News
The article is more than 8 years old

Yle catches up with elusive anti-migrant website founder

The inflammatory anti-migrant website MV, short for Mitä Vittua? ("What the f***?") has gained a larger audience in Finland over the past year, after publishing a string of incendiary, often erroneous and abusive articles on the migrant situation and other subjects. Yle’s Friday news show tracked down the website’s founder, Ilja Janitskin, to ask him about his motivation.

Ilja Janitskin Perjantai-dokkarissa.
Image: Juha Tuominen / Yle

Since its founding in 2014, the anti-migrant online website MV-lehti has been accused of racism, slander, conspiracy theories, copyright infringement and privacy violations. Yle’s Perjantai (Friday) Finnish-language documentary programme caught up with the elusive founder of the website to ask him a few questions.

Ilja Janitskin says his father was from Leningrad. His father left his home in Russia when he was in his twenties, after he fell in love with a Finnish woman. They settled in the municipality of Lieksa, on the eastern border, where young Ilja was born and grew up.

“I consider myself 100% Finnish. I’ve read what some people have written, that I'm Russian and an immigrant myself. But that's not the case,” he says in the Yle interview.

Janitskin first made waves in Finland in the early 2000s when he and Jussi Ahde launched a magazine, Absolut, designed for young trendsetters. Just one issue was eventually released, after which Janitskin moved to Miami, Florida, for two years. After being unable to find work upon his return to Finland, he joined the local Bandidos Motorcycle Club, an organised crime syndicate with a worldwide membership.

Criminal history

“Some people still write that I am a big criminal because I used to belong to the club, but all of the assault charges that have been levied against me are the result of me stepping in to defend a woman who was being attacked. I might have responded a little roughly,” he says.

Janitskin then moved to Málaga, Spain and founded a sales company. He now lives in Barcelona. Yle’s interview with Janitskin is the first he has given since he founded the MV website in 2014. He is often contacted to comment on the inflammatory content published on his site, but he is notorious for being “not available for comment”. He says the website’s beginnings were quite inauspicious.

“I wrote it offhand on Sundays. It was full of typos,” he says.

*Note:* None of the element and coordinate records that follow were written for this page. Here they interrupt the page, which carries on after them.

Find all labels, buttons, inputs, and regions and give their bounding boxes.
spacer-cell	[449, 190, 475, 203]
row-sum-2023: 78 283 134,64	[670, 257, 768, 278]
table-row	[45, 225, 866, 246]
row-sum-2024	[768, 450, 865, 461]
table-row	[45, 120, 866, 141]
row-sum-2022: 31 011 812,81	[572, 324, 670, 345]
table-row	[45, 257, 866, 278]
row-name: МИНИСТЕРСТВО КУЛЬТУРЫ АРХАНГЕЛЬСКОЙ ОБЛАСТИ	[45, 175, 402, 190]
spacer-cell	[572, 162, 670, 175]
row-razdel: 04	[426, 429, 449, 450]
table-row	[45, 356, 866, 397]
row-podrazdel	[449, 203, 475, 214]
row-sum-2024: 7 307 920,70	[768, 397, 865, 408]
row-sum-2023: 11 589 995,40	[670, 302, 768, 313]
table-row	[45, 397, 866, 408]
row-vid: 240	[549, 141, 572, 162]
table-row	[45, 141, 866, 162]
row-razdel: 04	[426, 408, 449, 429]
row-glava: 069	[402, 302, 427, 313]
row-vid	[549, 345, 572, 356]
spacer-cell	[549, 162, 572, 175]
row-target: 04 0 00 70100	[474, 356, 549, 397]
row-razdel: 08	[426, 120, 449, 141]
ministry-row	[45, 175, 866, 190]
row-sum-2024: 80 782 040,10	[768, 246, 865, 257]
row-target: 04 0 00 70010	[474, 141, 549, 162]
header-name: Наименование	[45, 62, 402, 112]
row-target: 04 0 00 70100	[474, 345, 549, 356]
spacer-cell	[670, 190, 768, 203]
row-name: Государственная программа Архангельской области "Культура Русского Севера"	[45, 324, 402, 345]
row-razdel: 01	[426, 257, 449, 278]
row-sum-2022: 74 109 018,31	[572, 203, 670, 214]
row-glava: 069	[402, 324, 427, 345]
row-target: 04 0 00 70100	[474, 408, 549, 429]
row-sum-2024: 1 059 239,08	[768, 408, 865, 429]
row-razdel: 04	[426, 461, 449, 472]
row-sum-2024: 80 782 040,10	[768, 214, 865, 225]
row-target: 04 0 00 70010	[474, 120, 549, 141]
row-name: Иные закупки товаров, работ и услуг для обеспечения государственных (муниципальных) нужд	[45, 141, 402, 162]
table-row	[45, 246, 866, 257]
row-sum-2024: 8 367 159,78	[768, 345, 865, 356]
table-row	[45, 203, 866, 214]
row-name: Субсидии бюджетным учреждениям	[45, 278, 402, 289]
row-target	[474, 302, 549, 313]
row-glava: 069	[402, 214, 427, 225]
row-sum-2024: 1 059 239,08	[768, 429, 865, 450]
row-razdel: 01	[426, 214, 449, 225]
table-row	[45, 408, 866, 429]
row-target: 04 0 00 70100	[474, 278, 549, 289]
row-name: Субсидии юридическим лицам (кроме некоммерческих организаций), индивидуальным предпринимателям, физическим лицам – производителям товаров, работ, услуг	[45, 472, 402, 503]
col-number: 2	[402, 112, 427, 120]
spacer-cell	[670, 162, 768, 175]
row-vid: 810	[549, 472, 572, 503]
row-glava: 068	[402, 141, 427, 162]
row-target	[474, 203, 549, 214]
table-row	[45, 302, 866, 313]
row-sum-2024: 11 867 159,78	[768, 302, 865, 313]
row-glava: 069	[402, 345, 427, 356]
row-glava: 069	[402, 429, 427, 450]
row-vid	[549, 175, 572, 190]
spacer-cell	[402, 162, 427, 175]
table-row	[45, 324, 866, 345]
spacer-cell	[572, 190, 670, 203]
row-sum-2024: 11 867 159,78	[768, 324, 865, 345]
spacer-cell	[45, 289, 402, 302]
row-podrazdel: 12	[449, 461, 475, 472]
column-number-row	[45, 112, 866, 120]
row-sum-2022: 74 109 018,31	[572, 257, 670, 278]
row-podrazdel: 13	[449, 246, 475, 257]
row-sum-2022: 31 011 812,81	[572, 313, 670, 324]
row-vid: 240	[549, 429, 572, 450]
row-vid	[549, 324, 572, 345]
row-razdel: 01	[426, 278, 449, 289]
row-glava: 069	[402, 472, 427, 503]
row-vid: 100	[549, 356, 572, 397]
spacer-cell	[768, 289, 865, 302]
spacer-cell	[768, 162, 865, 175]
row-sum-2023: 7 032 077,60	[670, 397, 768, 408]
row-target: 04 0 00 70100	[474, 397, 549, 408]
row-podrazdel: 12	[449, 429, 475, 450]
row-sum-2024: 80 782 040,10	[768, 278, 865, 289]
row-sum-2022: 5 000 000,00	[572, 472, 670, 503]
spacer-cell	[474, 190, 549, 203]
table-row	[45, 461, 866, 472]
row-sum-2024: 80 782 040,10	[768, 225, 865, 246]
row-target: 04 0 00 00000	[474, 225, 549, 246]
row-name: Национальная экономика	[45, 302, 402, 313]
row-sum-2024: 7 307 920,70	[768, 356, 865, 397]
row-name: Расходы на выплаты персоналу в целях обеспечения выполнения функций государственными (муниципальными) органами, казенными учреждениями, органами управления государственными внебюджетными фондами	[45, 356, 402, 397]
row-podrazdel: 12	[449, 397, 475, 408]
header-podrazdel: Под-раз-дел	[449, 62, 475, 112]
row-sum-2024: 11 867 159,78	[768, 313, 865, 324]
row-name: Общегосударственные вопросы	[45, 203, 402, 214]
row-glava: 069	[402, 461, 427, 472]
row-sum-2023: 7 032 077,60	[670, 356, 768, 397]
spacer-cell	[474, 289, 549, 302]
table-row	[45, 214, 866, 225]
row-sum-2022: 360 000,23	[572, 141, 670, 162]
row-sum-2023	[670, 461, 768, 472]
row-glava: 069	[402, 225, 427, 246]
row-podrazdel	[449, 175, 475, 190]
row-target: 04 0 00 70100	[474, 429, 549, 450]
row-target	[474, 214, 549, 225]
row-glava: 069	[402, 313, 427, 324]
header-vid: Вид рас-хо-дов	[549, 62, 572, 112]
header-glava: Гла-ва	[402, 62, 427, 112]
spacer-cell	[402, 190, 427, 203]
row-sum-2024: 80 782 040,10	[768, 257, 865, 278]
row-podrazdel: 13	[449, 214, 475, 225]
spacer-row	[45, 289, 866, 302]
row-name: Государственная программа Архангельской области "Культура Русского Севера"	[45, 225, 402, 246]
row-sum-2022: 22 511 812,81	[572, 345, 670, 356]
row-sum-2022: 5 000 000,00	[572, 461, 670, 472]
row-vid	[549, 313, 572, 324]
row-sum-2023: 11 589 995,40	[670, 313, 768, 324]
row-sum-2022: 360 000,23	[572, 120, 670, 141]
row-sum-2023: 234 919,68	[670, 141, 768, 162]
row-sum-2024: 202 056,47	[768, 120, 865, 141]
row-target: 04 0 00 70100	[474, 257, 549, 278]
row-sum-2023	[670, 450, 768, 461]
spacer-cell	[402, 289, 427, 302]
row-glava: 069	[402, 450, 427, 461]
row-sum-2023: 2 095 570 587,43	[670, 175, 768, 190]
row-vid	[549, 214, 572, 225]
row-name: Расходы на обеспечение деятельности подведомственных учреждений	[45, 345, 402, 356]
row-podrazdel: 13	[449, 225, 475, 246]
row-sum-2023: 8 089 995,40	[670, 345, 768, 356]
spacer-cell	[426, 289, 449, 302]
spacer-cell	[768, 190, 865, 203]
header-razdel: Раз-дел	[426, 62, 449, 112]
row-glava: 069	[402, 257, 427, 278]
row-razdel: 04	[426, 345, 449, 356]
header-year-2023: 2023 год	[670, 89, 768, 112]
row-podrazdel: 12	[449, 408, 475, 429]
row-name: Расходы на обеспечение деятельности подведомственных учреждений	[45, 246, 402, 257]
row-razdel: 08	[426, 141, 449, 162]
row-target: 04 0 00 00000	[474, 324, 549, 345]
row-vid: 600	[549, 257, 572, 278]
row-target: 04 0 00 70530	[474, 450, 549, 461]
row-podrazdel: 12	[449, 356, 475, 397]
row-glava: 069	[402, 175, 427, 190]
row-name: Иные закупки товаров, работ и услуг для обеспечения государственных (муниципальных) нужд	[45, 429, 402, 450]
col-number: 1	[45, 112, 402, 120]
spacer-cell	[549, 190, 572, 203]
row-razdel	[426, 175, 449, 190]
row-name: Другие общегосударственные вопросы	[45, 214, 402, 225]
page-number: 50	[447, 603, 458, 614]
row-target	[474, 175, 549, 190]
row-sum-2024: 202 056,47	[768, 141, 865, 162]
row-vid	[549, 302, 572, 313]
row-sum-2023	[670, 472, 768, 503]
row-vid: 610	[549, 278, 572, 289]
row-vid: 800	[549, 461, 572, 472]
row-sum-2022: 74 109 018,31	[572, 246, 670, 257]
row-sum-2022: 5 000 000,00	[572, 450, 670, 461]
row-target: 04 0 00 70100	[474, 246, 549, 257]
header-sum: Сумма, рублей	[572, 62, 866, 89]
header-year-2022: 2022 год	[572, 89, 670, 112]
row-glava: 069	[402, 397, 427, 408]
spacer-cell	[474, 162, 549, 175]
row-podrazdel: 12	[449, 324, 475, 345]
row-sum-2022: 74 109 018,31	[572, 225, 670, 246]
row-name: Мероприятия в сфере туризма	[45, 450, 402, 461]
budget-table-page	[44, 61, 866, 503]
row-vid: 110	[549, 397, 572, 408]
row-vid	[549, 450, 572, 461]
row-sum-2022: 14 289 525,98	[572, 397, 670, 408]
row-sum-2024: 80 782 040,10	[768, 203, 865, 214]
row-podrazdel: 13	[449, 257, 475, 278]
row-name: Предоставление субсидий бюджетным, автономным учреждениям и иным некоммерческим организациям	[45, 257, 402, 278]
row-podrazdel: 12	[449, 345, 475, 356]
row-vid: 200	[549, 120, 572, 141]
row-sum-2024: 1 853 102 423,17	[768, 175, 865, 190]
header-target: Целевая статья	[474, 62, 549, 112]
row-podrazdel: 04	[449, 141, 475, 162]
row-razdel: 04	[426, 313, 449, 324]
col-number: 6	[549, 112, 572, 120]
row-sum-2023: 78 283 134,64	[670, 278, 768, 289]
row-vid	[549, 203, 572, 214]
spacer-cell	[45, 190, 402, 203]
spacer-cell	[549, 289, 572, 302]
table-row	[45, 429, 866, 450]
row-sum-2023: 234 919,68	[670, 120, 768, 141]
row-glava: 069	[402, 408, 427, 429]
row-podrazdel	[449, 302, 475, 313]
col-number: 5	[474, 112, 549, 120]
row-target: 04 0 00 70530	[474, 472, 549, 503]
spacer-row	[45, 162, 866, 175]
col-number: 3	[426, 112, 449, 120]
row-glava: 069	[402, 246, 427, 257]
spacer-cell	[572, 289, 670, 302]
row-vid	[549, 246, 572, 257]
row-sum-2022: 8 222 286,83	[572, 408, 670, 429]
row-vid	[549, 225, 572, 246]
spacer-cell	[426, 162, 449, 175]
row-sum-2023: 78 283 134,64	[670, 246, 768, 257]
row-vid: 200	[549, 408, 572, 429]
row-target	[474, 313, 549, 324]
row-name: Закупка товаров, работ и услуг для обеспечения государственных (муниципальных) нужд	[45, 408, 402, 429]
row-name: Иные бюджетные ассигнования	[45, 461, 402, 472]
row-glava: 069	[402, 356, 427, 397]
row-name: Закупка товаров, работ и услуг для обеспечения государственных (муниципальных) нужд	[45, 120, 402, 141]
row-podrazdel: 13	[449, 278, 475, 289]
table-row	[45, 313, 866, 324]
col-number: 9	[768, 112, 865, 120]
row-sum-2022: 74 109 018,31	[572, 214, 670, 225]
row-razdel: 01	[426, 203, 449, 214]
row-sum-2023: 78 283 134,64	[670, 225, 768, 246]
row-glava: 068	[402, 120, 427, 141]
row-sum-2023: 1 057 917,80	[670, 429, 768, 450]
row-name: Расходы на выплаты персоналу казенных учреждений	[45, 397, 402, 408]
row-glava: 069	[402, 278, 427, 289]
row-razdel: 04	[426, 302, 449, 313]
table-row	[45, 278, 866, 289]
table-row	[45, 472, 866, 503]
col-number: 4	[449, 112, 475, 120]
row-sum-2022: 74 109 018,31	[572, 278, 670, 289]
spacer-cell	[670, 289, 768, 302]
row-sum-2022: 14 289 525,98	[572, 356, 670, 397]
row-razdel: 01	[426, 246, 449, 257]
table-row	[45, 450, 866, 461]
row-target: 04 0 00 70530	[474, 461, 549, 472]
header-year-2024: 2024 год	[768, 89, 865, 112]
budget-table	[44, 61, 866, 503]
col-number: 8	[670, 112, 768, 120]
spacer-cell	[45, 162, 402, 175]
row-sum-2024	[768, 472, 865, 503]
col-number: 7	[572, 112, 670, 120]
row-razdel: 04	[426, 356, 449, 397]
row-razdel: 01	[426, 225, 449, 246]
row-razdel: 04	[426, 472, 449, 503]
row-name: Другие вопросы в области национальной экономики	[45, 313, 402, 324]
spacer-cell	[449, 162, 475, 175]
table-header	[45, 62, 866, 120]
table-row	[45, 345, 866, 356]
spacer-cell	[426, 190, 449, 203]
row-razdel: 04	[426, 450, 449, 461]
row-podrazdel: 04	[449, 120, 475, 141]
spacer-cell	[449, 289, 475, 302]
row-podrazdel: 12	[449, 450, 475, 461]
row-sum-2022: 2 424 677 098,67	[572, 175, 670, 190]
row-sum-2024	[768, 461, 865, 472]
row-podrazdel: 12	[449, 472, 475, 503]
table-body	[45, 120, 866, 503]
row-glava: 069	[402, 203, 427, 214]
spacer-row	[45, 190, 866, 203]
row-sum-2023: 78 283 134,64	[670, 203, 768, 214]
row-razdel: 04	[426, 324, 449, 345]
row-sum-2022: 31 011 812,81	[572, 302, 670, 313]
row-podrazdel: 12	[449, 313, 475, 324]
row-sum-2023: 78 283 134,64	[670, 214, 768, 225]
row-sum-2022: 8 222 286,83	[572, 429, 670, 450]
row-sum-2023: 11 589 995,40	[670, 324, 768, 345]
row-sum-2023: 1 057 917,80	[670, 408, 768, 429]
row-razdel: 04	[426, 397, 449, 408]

MV-lehti has gained a growing readership in Finland since the migrant crisis began in Europe and news of crimes committed by asylum seekers in Finland flamed many people's xenophobic tendencies.

"Mainstream media is responsible"

Police are investigating whether MV-lehti may be guilty of offences such as slander, and the website regularly permits the publication of comments that are racist. It has also been known to publish pictures of crime suspects and convicted criminals, a violation of Finland’s privacy laws. However as the site is based abroad and is not registered as a Finnish media outlet, domestic legislation may not cover it.

All of website’s content is published without attribution, so none of the names of the contributors are known, only Janitskin.

“I hold Finland’s mainstream media responsible for many events that have taken place in Finland, sex crimes for one example,” he says.

Nine political youth organisations in Finland banded together in January to urge advertisers to boycott financial support for the website in the form of advertisements. They stressed that MV-lehti and other similar sites published false news and incited hatred.

“I’m not forcing anyone to read my thoughts, or the thoughts and writings of my readers," he says. "Why are some people saying that these kinds of things can’t be written? There’s no need to visit the website. Stay on your own web pages. Wouldn’t that be for the best?”